Histopathology of Ripe Rot Caused by Colletotrichum gloeosporioides on Muscadine Grape. M. E. Daykin, Graduate research assistant, Department of Plant Pathology, North Carolina State University, Raleigh 27695-7616; R. D. Milholland, professor, Department of Plant Pathology, North Carolina State University, Raleigh 27695-7616. Phytopathology 74:1339-1341. Accepted for publication 8 June 1984. Copyright 1984 The American Phytopathological Society. DOI: 10.1094/Phyto-74-1339.

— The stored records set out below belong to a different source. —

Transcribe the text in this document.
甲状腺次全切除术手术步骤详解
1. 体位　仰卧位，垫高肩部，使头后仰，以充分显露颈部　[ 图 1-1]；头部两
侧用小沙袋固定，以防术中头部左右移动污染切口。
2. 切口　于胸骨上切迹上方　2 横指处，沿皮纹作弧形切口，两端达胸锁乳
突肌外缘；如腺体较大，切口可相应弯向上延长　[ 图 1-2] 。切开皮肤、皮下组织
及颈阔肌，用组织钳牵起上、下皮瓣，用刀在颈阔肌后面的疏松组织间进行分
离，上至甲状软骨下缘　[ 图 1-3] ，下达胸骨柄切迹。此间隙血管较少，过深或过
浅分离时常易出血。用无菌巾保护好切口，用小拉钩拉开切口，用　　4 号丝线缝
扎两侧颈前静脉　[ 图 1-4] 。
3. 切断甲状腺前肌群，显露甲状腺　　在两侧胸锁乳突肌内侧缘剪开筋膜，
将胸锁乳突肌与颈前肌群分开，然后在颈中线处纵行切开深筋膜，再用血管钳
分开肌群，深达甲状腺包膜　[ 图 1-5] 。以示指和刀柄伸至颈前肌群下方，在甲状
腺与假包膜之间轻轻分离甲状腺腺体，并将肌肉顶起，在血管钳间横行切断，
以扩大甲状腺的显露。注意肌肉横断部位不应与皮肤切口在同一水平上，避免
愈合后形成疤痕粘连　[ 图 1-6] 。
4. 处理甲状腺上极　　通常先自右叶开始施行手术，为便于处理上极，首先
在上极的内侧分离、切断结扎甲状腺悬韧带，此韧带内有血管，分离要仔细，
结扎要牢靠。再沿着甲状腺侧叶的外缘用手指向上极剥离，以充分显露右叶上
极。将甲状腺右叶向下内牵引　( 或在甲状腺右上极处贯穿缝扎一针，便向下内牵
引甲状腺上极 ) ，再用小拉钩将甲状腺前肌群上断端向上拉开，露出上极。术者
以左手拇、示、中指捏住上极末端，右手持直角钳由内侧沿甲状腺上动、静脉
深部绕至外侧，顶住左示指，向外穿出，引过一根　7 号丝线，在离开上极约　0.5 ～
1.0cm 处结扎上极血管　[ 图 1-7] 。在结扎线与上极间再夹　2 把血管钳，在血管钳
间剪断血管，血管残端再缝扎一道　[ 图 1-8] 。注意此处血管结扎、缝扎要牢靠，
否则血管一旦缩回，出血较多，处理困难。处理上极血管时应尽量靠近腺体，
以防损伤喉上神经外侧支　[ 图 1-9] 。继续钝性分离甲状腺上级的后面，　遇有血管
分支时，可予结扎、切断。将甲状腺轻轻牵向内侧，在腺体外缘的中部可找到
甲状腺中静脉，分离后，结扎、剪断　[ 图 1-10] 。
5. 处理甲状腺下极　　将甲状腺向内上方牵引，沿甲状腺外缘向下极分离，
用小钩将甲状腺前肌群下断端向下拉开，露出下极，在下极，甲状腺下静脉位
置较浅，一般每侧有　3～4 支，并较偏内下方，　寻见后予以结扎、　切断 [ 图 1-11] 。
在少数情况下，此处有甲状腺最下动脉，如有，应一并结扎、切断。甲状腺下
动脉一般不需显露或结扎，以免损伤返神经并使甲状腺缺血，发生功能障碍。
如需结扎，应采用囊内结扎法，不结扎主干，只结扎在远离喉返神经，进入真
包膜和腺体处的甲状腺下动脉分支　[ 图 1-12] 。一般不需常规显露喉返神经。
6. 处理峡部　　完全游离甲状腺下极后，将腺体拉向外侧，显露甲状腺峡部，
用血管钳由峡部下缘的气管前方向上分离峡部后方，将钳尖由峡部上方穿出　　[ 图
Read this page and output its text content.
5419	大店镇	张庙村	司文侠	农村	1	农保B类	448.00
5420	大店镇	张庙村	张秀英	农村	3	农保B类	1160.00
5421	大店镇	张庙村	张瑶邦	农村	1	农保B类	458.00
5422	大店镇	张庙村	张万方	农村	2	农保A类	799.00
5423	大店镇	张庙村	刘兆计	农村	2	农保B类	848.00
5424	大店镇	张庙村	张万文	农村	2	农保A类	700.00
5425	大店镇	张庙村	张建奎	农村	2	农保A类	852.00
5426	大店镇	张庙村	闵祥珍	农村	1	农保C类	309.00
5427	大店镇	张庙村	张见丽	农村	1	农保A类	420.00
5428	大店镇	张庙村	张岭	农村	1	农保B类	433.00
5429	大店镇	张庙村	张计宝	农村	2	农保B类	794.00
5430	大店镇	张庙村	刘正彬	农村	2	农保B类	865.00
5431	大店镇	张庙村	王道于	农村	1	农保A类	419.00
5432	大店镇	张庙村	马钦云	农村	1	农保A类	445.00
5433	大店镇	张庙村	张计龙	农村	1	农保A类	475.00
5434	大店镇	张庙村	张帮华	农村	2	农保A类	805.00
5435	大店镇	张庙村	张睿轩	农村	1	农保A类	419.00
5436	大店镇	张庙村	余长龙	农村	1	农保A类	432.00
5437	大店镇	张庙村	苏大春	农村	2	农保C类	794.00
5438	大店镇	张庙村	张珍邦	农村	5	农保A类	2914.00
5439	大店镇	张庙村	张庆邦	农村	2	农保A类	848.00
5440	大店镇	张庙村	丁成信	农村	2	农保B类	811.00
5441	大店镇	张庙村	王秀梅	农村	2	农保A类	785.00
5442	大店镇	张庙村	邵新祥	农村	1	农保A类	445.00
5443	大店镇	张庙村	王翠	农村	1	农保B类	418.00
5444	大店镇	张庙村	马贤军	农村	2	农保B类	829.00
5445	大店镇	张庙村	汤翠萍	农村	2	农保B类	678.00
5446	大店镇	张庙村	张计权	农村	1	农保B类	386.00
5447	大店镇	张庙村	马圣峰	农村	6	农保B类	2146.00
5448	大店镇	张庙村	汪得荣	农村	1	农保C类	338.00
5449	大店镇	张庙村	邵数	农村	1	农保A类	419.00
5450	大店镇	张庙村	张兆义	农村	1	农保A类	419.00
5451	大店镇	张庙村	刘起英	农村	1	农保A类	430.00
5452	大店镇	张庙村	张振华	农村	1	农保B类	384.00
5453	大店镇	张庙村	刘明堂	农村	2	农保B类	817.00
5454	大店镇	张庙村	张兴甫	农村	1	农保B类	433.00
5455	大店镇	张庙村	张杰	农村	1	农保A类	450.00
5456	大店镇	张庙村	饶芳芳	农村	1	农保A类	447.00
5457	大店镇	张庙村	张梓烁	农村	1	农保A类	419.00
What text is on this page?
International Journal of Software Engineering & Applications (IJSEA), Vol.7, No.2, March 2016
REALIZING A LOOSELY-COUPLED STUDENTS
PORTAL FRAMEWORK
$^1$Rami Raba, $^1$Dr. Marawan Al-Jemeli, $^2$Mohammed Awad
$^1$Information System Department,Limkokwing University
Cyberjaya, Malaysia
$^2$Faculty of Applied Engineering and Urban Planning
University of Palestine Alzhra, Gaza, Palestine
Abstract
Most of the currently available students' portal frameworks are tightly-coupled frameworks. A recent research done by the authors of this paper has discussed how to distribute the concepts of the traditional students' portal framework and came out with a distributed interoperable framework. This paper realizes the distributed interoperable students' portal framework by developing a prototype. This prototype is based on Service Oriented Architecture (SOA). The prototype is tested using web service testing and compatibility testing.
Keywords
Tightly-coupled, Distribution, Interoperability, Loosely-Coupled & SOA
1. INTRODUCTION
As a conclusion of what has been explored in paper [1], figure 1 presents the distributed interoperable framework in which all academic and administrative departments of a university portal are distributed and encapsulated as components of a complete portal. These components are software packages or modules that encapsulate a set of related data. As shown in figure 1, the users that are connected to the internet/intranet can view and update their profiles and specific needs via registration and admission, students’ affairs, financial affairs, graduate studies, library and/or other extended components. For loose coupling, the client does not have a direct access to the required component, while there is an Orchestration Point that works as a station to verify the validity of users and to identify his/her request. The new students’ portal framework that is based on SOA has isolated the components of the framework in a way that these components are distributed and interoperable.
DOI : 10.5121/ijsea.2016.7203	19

In a histological study of ripe rot on attached fruit of muscadine grape (Vitis rotundifolia), the susceptible cultivar, Carlos, and the resistant cultivar, Pride, responded similarly to the early stages of infection by Colletotrichum gloeosporioides. Conidia germinated and produced appressoria, and hyphae penetrated the cuticle within 1 wk after inoculation on green or ripening fruit. Further fungal growth ceased until the fruit ripened. Plant responses to the penetration hyphae varied from a slightly darker staining reaction in protoplasm adjacent to the hyphae, to a necrosis of the epidermal cells below the hyphae. The necrotic reaction in Carlos often was accompanied by hyperplasia in the subepidermal cells. When Carlos fruit ripened, C. gloeosporioides colonized the pericarp inter- and intracellularly and produced acervuli, but fungal growth was not resumed in ripe fruit of the resistant cultivar, Pride.

Additional keywords: latent infection.